At the core of the Anthropic claims was the allegation that the company used copyrighted books and other works as training data without consent. Plaintiffs argued not only that their works were used without payment, but in some filings, they also alleged problematic sourcing methods for certain datasets. Courts have therefore been asked not only whether training is lawful, but whether data acquisition practices cross additional lines (for example, by using pirate or mirror sites). Those factual allegations were a key component of the pressure that produced settlement negotiations.

Why this settlement matters — practical and legal implications

The size and scope of the Anthropic settlement give publishers, authors, labels, and other creators a real commercial remedy short of protracted litigation. For rights holders, settlements can deliver cash, notification, and (often) changes to industry practice. For AI companies, a settlement offers predictability and avoids uncertain, expensive trials that could impose larger damages or injunctions. The Anthropic deal, therefore, creates a strong incentive for other defendants and plaintiffs to consider negotiated resolutions.

The ruling is expected to spur changes to data-acquisition and curation practices.
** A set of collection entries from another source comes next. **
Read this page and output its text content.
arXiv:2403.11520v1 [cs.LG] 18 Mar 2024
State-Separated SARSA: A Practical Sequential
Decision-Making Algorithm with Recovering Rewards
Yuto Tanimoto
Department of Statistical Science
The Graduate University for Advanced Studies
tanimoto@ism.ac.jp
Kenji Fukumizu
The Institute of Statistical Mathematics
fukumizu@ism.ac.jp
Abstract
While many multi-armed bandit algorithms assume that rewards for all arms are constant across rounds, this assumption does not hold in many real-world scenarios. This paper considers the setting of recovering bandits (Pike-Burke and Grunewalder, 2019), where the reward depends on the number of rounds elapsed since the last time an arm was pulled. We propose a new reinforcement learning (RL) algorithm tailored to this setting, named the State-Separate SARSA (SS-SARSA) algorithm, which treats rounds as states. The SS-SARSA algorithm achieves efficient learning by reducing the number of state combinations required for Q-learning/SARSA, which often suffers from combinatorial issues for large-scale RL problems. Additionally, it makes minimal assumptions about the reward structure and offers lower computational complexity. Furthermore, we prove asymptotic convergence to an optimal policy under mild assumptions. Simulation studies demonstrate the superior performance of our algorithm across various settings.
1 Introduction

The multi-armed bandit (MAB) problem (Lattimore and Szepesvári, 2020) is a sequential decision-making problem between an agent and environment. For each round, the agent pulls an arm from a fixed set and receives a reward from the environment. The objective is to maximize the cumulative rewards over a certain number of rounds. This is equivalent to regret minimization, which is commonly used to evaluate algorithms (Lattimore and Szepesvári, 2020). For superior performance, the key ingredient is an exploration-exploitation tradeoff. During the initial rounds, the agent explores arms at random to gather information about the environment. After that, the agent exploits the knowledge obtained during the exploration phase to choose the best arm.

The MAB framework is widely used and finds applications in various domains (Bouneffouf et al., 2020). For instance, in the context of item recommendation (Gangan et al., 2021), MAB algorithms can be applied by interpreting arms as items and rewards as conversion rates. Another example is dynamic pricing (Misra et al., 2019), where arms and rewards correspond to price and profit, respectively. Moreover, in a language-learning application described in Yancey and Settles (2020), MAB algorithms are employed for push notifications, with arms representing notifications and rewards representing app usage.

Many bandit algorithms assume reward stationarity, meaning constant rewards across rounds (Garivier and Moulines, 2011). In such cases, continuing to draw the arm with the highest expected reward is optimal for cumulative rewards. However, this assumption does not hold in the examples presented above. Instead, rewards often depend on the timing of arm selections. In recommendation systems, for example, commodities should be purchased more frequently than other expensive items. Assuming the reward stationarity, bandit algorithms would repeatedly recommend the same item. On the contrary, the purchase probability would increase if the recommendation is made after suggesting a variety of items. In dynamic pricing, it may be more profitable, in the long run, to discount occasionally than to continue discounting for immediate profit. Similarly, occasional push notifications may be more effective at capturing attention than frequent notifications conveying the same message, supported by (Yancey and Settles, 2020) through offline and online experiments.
Hence, companies are likely going to tighten how they source training material, documenting provenance more rigorously and shifting toward licensed datasets and contractual relationships with publishers, aggregators, or dedicated data-providers. Some firms may buy large-scale licenses; others may build curated public-domain corpora or rely on opt-in models. These shifts raise the cost of model development and could slow some research that depended on wide-open scraping.

Additionally, the settlement strengthens incentives for collective or industry arrangements (analogous to music industry licensing bodies) that supply cleared training data to model builders under standard terms. Such a marketplace could reduce transactional friction and provide revenue streams to creators, but it will require negotiation over rates, usage rights, and notice/attribution rules. The Google Books precedent shows how complex and drawn-out such arrangements can be.

A large, public settlement will intensify calls in legislatures and regulatory bodies to update copyright and AI laws — from clearer safe-harbors for model training to mandatory transparency and dataset-reporting rules. Policymakers now face pressure from both creators seeking protection and tech companies seeking clarity and scale. Expect proposals for mandatory dataset registries, stronger takedown or opt-out mechanisms for trained works, and perhaps new compensation formats for text and media used in training.

Other plaintiffs may be more likely to press for settlement leverage; defendants who believe they have stronger legal defenses may fight on to try to set favorable precedents. The Anthropic deal does not resolve open questions about fair use for training models; courts will still confront those statutory issues in other cases and appeals. Nor does a settlement erase fact-specific disputes — for example, whether scraping from a pirate archive is materially different from using legitimately licensed content.

With preliminary approval, the settlement process normally moves into a notification phase. Class members (authors and possibly their estates/publishers, depending on the settlement’s class definition) should receive notices explaining eligibility, how to file claims, and the timetable for objecting or opting out. Courts often require robust outreach measures in mass-class settlements to ensure lesser-known creators are informed; Judge Alsup had previously flagged that concern, which the parties revised in response.

Overall, Anthropic’s settlement signals that at least some AI firms will choose to pay and negotiate rather than litigate through landmark trials with unpredictable outcomes. At the same time, because many suits remain pending against other large providers, the industry could see a mix of settlements and precedent-setting rulings emerging concurrently — a legal and commercial landscape that will evolve over the next 18–36 months.

Even so, the settlement does not settle the underlying legal doctrines about fair use and training; those questions will continue to work their way through courts and legislatures while the market reorganizes around clearer licensing channels and transparency norms.